Anne-Marie ANDRIEUX      

     Bleu gentiane, de Madeleine Mansiet-Berthaud

Saga familiale en pays franc-comtois, au 19ès. On s’occupe de la famille…

Fin XIX e en Franche-Comté. Clovis, propriétaire fermier aisé, est à ses heures "bricottier", petit contrebandier.
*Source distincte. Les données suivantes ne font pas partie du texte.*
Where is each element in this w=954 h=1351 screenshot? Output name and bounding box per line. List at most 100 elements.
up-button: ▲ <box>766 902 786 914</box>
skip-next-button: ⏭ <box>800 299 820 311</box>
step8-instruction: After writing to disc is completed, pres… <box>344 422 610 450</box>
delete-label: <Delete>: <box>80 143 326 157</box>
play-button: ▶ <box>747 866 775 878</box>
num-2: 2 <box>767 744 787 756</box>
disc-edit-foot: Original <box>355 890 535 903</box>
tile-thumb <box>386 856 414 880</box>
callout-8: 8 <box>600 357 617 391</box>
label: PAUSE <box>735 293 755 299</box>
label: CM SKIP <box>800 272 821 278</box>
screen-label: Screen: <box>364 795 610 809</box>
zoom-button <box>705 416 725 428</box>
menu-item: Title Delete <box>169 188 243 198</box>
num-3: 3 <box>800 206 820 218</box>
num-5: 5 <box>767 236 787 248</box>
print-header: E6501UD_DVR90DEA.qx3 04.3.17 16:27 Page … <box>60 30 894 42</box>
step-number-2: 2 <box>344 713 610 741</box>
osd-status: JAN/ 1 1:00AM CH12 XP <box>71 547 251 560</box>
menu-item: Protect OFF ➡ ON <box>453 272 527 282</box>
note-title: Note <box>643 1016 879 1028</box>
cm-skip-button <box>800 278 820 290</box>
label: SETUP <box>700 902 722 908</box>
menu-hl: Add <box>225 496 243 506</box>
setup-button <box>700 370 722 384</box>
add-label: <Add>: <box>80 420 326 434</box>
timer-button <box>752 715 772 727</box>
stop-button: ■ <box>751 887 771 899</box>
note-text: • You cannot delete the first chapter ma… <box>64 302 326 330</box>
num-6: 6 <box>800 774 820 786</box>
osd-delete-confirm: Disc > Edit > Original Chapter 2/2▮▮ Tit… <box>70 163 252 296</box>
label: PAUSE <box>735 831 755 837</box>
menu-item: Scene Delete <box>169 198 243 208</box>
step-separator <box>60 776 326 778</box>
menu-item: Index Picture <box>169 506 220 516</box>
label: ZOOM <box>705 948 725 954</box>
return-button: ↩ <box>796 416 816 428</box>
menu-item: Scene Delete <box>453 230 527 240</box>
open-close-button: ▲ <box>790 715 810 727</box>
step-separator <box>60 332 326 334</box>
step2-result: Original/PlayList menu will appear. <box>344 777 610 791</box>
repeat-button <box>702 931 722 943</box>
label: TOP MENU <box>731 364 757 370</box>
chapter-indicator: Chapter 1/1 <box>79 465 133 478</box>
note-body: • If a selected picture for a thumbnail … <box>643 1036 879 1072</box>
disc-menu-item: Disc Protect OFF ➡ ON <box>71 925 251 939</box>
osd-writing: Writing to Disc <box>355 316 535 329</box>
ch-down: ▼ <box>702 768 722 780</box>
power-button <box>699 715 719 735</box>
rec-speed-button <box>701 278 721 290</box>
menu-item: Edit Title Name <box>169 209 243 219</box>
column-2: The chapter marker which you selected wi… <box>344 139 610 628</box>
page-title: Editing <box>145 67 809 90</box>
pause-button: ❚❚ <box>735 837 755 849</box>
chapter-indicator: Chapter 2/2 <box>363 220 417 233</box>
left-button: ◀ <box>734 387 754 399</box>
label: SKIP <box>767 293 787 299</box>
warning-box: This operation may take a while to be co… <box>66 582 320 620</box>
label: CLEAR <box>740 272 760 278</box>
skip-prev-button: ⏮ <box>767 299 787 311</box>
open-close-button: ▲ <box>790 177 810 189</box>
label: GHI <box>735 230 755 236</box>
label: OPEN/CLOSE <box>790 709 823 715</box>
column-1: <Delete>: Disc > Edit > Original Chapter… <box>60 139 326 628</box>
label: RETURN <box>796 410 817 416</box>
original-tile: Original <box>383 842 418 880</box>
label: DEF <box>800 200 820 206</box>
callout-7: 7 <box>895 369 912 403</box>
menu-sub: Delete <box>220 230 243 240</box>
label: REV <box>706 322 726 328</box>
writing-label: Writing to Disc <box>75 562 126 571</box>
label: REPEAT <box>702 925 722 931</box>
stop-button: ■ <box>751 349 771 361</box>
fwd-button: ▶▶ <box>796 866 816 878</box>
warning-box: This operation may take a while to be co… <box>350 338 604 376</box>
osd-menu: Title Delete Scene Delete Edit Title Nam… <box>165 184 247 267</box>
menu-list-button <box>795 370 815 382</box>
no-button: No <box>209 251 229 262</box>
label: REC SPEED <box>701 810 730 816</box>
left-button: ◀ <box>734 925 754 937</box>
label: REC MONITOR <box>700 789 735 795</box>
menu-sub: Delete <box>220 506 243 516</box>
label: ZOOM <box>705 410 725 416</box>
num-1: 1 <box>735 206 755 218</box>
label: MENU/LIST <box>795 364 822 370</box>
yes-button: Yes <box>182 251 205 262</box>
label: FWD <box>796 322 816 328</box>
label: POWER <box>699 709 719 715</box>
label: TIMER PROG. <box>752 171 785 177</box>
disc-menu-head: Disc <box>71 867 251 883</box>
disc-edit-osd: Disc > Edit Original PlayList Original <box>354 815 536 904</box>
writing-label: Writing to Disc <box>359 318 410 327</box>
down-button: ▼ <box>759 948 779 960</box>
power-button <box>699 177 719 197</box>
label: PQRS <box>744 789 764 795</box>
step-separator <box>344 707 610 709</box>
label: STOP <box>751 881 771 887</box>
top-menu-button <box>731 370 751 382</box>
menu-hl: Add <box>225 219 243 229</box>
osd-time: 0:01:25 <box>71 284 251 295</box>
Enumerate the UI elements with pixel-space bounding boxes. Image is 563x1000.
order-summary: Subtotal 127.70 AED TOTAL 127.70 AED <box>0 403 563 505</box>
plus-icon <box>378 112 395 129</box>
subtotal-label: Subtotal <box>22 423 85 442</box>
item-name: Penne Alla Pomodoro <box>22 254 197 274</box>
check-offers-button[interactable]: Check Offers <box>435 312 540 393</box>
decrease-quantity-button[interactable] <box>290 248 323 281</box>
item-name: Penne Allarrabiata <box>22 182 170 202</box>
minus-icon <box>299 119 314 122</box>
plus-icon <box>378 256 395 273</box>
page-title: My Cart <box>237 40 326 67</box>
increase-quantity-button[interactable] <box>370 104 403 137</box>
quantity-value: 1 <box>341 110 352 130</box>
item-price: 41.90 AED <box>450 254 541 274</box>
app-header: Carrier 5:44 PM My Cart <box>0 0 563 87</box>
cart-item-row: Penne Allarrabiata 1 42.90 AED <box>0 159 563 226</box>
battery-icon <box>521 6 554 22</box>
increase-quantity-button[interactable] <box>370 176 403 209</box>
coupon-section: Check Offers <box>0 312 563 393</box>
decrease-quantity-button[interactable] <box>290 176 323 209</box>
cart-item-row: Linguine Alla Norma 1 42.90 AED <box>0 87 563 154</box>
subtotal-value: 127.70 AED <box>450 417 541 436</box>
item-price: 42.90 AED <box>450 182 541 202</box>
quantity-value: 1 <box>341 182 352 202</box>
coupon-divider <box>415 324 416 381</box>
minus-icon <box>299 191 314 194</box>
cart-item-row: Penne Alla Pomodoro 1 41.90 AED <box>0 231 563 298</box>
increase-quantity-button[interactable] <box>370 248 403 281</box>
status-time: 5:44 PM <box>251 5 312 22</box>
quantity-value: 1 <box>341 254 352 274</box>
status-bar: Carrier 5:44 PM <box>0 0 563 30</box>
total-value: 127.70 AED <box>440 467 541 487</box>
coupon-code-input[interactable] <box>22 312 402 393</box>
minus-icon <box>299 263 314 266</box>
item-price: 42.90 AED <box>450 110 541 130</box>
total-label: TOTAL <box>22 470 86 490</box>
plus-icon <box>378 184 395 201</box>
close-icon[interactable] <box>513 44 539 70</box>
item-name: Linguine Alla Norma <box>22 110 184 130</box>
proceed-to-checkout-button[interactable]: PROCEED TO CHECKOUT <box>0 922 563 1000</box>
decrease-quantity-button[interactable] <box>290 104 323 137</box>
Cette nuit-là, il a tenté un coup risqué : une cordée de trois avec du bétail vivant sur le dos sur les fameuses " échelles de la mort ". Surprise par deux douaniers, la cordée s'écrase au pied de la falaise... Gentiane, sa veuve, doit désormais porter sur ses épaules la responsabilité d'une vaste ferme, aidée seulement par la douce et chenue Mamélie. L'arrivée de Gildas, paysan expérimenté, est saluée avec enthousiasme par l'aïeule. Beaucoup moins par Gentiane : il fut son premier fiancé, éconduit, et il pratique lui aussi la contrebande. Pourtant cette présence masculine lui devient indispensable. D'autant que des lettres anonymes inquiétantes lui parviennent, accompagnées de bouquets de gentiane déposés sur le rebord de la fenêtre...

 

  Le pont du diable, de Daniel Dupuy.

Années 60, développement du tourisme dans les Cévennes, émancipation de la femme.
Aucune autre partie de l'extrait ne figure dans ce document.